Description
What is lactic acid
Lactic acid is a type of organic acid that can be found both in the human body and in nature. The history of this acid goes back to 1780, when the Swedish pharmacist and chemist, Carl Wilhelm Scheel, removed this substance from sour milk.
This acid is white in its solid state and becomes a colorless solution when dissolved in water. This substance is present in fermented products such as yogurt, kefir, barley water, wine, bread yeast, etc.
In our human body, this substance is secreted in the body when we reach a lack of oxygen due to intense sports activity.
Lactic acid is an organic acid with the molecular formula CH3CH(OH)COOH. This acid is white in solid form, dissolves in water and forms a colorless solution in solution.

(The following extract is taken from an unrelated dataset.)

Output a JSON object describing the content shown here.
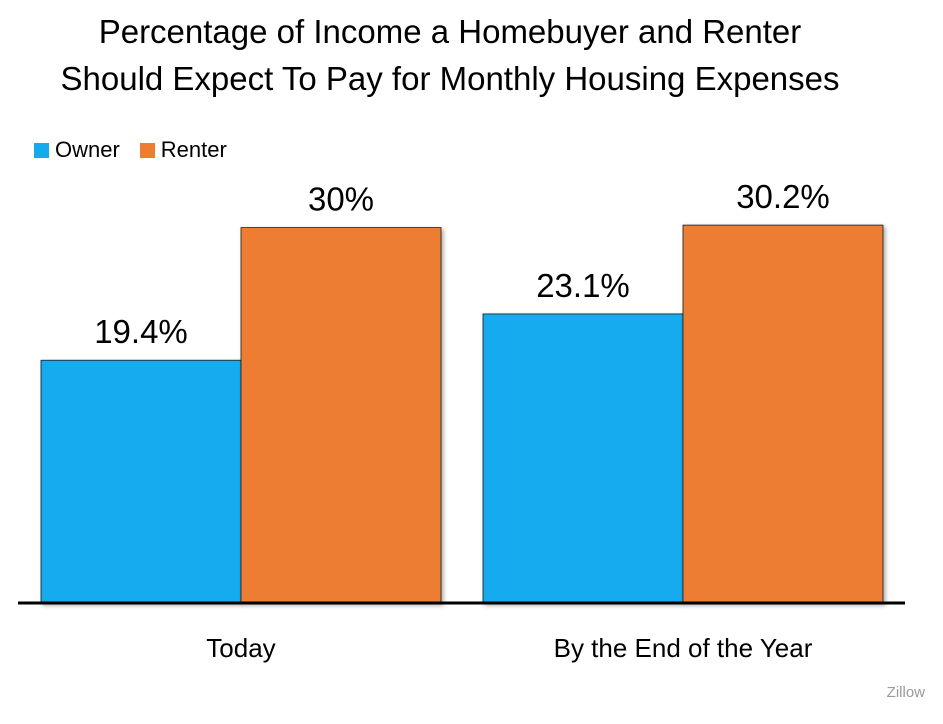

What is the use of lactic acid
. Food industry:
It is mainly used for flavoring and adjusting the pH of food products
Pharmaceutical industry:
It is an important pharmaceutical intermediate that is used to produce erythromycin liquids.
Cosmetics industry:
it can nourish the skin, maintain skin moisture, adjust PH, acne and…
Pesticide Industry:
The high biological activity of soil and non-toxic products can be used in the production of new pesticides and environmental protection.
Tobacco industry:
It can improve the quality of tobacco and maintain the humidity of tobacco.
Other industries:
In addition to the above goals, this chemical is used for the production of biodegradable plastics, polylactic acid, and green solvents such as methyl lactate and ethyl lactate.
How is lactic acid formed?
During intense exercise, there may not be enough oxygen available to complete the process, so a substance called lactate is created. Your body can convert this lactate into energy without using oxygen (anaerobic respiration), but this lactate, or lactic acid, can build up in your bloodstream faster than you can burn it off.

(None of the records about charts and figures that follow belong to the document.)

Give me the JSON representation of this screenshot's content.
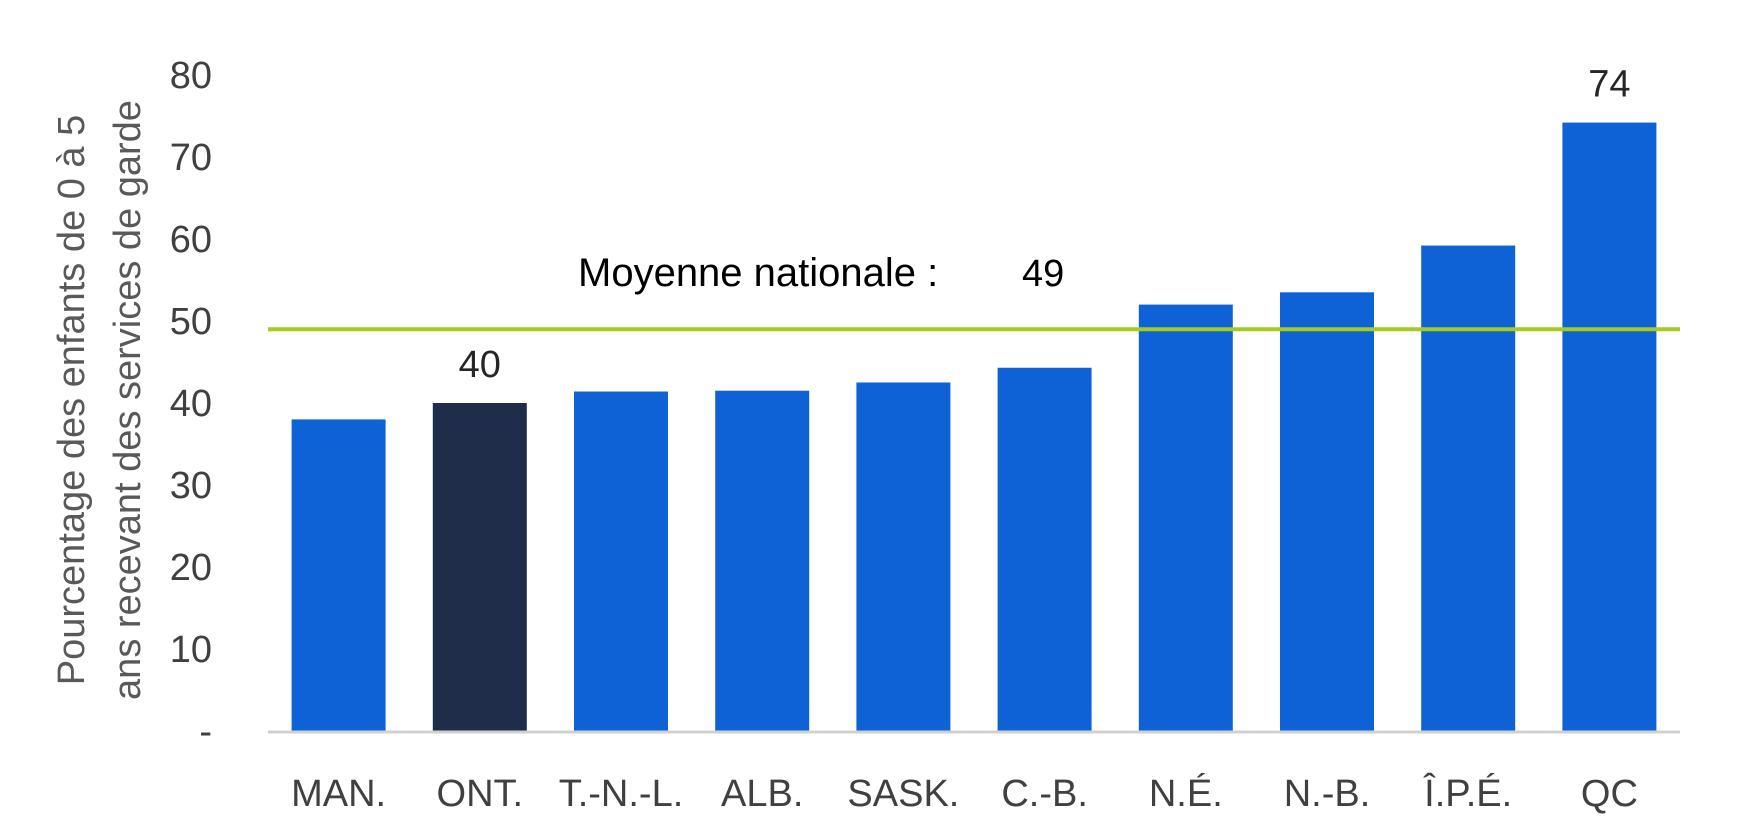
{
  "chart_data": {
    "type": "bar",
    "title": "",
    "xlabel": "",
    "ylabel_lines": [
      "Pourcentage des enfants de 0 à 5",
      "ans recevant des services de garde"
    ],
    "categories": [
      "MAN.",
      "ONT.",
      "T.-N.-L.",
      "ALB.",
      "SASK.",
      "C.-B.",
      "N.É.",
      "N.-B.",
      "Î.P.É.",
      "QC"
    ],
    "values": [
      38,
      40,
      41.4,
      41.5,
      42.5,
      44.3,
      52,
      53.5,
      59.2,
      74.2
    ],
    "ylim": [
      0,
      80
    ],
    "yticks": [
      {
        "value": 0,
        "label": "-"
      },
      {
        "value": 10,
        "label": "10"
      },
      {
        "value": 20,
        "label": "20"
      },
      {
        "value": 30,
        "label": "30"
      },
      {
        "value": 40,
        "label": "40"
      },
      {
        "value": 50,
        "label": "50"
      },
      {
        "value": 60,
        "label": "60"
      },
      {
        "value": 70,
        "label": "70"
      },
      {
        "value": 80,
        "label": "80"
      }
    ],
    "data_labels": [
      {
        "category": "ONT.",
        "text": "40"
      },
      {
        "category": "QC",
        "text": "74"
      }
    ],
    "highlight": {
      "category": "ONT.",
      "color": "#1f2d4a"
    },
    "bar_color": "#0f62d6",
    "reference_line": {
      "label": "Moyenne nationale :",
      "value_label": "49",
      "value": 49,
      "color": "#a3cc1f"
    },
    "grid": false,
    "legend": "none"
  }
}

Milk sugar lactose through fermentation by lactic acid-like bacteria. Apart from converting milk into lactic acid, LAB also improves its nutritional quality by increasing its vitamin B12 content. Lactic acid bacteria are a type of microorganism that can ferment carbohydrates to produce this chemical and are currently widely used in the fermented food industry.
In recent years, with the great role of lactic acid bacteria in the food industry and the performance of probiotics, their microbial metabolic characteristics have also attracted more attention. Lactic acid bacteria can degrade macromolecular substances in food, including the breakdown of indigestible polysaccharides and the conversion of undesirable flavoring substances.
Metabolic engineering refers to the use of synthetic biology and systems biology methods to improve the use of existing biosynthetic metabolic pathways or create new biosynthetic pathways. In the food industry, the main goal of applying metabolic engineering strategies in lactic acid bacteria is to increase the production of specific metabolites of lactic acid bacteria (such as exopolysaccharides, sugar alcohol compounds, vitamins and bacteriostatic peptides, etc.).